Statut du texte
Historique complet ▼
| Dépôt au Sénat | Mardi 5 septembre 2023 | |
| Première lecture au Sénat | Mardi 5 septembre 2023 | Texte adopté |
| Première lecture à l'Assemblée nationale | Mardi 31 octobre 2023 |
| Dépôt au Sénat | Mardi 5 septembre 2023 | |
| Première lecture au Sénat | Mardi 5 septembre 2023 | Texte adopté |
| Première lecture à l'Assemblée nationale | Mardi 31 octobre 2023 |
Cette proposition de loi vise à créer un nouveau type de structure d’investissement, le Groupement Foncier Agricole d’Investissement (GFAI), pour permettre aux épargnants d’investir plus facilement dans l’agriculture française. L’objectif est de faciliter la transmission des exploitations agricoles en offrant de nouvelles sources de financement.
Création du Groupement Foncier Agricole d’Investissement (Article 1): Introduction d’un nouveau type de groupement foncier agricole, le GFAI, qui peut lever des capitaux auprès d’investisseurs pour les placer dans l’agriculture. Ces GFAI sont soumis à des règles spécifiques, notamment en matière d’offre au public de leurs parts, de composition de leur actif (immeubles agricoles et liquidités), et de responsabilité limitée des associés. Leurs parts sont assimilées à des instruments financiers et des organismes de placement collectif pour certaines applications du code monétaire et financier. Les règles des baux ruraux restent inchangées.
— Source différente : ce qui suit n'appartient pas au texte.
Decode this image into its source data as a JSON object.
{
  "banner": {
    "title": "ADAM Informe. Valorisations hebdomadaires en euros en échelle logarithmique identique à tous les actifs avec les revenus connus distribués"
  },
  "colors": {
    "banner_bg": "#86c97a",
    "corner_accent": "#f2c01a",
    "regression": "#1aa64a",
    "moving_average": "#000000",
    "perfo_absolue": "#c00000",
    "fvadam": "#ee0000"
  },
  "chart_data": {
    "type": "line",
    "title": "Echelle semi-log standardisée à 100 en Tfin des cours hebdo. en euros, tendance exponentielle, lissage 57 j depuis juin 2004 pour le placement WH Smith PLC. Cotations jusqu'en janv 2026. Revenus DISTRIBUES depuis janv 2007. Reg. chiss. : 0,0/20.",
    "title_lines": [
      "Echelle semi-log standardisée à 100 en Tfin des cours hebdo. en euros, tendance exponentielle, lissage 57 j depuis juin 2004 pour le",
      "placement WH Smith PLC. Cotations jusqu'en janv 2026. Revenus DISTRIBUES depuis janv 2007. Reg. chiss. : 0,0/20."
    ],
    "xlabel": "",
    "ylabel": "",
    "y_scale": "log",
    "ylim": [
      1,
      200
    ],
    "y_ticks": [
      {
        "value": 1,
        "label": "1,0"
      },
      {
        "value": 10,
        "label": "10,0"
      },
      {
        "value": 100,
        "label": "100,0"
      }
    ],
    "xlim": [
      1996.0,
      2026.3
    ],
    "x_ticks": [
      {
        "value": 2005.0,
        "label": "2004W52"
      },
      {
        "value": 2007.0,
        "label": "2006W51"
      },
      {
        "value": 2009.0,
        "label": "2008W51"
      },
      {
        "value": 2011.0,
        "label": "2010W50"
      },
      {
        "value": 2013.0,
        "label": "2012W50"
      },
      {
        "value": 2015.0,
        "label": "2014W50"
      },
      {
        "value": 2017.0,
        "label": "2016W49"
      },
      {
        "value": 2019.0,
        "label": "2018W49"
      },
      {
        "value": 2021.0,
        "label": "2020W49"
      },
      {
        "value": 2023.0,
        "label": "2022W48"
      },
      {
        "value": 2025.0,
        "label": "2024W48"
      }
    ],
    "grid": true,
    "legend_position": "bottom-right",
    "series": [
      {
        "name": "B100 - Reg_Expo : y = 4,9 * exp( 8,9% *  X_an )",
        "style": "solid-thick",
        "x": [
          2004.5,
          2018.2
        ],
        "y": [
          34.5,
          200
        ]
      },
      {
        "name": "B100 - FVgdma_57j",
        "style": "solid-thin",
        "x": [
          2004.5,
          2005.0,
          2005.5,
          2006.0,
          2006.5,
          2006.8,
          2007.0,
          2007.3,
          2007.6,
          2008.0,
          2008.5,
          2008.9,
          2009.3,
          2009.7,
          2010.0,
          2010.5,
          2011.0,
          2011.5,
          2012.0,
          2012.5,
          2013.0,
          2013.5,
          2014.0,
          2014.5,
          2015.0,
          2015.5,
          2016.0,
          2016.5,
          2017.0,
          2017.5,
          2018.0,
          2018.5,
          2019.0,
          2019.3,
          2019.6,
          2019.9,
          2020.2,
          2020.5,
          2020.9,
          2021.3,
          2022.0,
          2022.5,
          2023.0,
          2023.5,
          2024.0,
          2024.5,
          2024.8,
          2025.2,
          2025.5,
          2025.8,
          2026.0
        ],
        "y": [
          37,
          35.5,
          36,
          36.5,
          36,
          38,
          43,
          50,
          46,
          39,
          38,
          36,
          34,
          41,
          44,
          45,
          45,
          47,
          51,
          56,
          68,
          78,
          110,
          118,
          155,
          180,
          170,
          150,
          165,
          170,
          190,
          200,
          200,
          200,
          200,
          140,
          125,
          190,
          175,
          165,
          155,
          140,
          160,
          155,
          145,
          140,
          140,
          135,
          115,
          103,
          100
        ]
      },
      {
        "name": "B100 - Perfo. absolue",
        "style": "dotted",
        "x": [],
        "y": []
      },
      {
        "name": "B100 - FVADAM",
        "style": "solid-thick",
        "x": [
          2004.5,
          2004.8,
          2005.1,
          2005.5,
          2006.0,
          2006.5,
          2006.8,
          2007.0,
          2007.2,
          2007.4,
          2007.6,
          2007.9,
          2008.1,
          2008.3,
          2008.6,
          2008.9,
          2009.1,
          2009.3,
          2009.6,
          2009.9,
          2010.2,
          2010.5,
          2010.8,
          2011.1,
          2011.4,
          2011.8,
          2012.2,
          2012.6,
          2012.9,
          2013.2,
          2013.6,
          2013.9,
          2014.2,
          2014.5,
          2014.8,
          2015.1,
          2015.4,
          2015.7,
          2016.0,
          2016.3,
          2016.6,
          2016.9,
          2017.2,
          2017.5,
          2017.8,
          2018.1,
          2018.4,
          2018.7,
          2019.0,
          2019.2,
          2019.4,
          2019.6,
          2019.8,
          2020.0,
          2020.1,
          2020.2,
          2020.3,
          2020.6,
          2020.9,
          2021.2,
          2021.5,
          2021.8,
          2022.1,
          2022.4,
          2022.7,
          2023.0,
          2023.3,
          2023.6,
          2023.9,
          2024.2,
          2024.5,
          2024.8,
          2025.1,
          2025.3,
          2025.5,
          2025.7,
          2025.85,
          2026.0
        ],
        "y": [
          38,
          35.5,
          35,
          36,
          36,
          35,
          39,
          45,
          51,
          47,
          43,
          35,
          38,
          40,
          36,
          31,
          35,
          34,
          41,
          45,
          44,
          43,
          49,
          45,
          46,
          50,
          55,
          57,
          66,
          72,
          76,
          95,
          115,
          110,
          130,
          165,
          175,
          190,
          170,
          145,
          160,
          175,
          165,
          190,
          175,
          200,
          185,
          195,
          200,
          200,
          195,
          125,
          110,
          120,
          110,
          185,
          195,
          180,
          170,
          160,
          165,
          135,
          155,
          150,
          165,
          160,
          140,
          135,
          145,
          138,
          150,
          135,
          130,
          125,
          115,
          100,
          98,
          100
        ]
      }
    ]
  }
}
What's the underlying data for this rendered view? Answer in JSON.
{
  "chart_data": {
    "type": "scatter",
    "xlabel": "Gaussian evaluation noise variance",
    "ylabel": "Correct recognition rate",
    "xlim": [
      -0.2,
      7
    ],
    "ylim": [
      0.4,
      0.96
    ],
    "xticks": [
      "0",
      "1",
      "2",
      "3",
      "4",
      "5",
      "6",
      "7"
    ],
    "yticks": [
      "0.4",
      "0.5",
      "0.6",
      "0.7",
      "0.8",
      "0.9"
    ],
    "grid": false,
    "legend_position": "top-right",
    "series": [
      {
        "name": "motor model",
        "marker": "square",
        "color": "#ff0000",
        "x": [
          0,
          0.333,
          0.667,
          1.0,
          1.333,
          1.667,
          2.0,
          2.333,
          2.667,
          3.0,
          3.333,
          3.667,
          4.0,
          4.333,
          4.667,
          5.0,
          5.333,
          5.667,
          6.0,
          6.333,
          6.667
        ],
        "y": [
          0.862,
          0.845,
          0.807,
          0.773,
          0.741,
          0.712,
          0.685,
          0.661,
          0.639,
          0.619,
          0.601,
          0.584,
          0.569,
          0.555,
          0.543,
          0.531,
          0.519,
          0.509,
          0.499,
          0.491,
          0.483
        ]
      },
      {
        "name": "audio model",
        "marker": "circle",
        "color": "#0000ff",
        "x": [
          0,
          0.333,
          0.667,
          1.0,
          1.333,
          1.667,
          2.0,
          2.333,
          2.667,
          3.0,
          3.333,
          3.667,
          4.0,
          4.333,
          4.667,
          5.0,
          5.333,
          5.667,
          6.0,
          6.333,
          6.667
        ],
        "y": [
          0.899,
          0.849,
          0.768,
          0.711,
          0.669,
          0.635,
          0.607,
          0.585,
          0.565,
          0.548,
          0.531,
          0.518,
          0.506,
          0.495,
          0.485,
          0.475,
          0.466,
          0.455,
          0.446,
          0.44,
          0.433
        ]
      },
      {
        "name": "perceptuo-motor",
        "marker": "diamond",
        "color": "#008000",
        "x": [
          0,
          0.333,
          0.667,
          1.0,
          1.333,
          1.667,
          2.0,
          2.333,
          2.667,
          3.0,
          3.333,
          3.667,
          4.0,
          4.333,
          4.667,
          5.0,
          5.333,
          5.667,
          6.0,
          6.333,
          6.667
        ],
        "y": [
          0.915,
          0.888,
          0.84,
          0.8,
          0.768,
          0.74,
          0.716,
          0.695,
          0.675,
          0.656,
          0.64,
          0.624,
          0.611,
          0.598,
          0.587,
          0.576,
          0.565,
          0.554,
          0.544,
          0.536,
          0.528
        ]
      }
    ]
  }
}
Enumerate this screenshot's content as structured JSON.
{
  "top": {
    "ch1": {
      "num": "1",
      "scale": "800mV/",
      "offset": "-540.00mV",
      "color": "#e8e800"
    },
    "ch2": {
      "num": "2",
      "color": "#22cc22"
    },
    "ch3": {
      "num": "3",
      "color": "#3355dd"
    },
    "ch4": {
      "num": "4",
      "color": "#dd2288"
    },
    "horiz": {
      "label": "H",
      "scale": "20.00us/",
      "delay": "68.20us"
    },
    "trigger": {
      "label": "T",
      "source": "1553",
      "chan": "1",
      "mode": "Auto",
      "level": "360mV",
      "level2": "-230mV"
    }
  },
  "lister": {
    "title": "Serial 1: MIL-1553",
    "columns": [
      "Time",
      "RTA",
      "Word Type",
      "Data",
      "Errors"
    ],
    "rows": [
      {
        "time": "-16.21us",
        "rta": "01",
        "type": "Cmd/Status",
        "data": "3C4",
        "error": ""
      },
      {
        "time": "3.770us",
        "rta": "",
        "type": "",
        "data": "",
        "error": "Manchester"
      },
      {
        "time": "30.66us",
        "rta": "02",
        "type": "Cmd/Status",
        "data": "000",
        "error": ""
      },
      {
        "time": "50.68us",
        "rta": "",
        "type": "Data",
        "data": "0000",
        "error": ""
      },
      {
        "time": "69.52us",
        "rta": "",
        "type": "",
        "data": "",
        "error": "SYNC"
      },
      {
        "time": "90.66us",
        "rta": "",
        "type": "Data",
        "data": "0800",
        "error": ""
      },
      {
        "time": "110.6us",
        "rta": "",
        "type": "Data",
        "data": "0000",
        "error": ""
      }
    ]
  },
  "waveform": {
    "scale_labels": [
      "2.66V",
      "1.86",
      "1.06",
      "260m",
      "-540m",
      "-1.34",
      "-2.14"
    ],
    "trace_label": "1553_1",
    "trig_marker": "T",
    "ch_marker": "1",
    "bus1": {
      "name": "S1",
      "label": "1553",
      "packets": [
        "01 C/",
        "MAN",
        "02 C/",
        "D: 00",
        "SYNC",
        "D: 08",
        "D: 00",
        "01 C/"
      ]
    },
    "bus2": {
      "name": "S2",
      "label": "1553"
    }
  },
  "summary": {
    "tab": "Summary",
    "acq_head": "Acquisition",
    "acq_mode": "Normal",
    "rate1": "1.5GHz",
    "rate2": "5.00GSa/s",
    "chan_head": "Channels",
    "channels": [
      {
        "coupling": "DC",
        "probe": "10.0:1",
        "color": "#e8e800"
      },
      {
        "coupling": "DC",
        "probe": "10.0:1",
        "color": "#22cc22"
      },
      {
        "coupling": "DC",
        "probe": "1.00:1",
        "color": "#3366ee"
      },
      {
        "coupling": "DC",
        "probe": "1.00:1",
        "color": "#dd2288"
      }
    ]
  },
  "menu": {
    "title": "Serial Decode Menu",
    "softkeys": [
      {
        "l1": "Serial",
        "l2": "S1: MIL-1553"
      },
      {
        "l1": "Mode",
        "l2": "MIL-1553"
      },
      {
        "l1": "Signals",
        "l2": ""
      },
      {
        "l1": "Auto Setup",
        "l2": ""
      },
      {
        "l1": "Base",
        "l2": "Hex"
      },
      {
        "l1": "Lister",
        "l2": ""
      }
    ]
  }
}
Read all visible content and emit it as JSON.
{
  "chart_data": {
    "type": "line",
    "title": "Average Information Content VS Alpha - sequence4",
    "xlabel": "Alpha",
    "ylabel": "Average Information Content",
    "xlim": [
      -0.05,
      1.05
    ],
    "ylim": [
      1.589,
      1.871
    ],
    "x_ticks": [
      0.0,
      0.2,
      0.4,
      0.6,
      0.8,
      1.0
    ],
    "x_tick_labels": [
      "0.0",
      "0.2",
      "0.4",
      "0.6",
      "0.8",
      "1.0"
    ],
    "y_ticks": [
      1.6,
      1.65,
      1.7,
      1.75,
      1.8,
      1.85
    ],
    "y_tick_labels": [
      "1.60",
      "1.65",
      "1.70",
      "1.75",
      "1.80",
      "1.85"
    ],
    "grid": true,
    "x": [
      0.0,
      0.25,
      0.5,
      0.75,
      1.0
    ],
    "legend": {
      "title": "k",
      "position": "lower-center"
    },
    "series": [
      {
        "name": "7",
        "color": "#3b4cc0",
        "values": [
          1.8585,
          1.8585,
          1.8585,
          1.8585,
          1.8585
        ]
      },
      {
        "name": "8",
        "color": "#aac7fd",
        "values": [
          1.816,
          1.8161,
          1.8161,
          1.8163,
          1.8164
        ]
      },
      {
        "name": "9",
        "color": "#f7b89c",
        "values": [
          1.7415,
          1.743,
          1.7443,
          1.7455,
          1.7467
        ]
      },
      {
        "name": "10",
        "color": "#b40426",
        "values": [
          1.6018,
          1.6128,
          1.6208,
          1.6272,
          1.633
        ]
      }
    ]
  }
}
Extension des possibilités d’acquisition de parts (Article 2): Les Sociétés d’Aménagement Foncier et d’Établissement Rural (SAFER) pourront acquérir la totalité des parts de GFAI. Le délai pour la réalisation du capital maximal des GFAI est porté à deux ans.
Intégration des GFAI dans le Code Monétaire et Financier (Article 3): Le Code Monétaire et Financier est modifié pour inclure les GFAI dans les dispositions relatives aux groupements forestiers d’investissement, notamment en ce qui concerne l’offre au public de leurs parts et la responsabilité des associés.
Exonérations fiscales pour les GFAI (Article 4): Les parts de GFAI bénéficieront des mêmes exonérations de droits de mutation à titre gratuit (succession, donation) et d’impôt sur la fortune immobilière que les parts de groupements fonciers agricoles classiques. La perte de recettes pour l’État sera compensée par une taxe additionnelle sur les tabacs.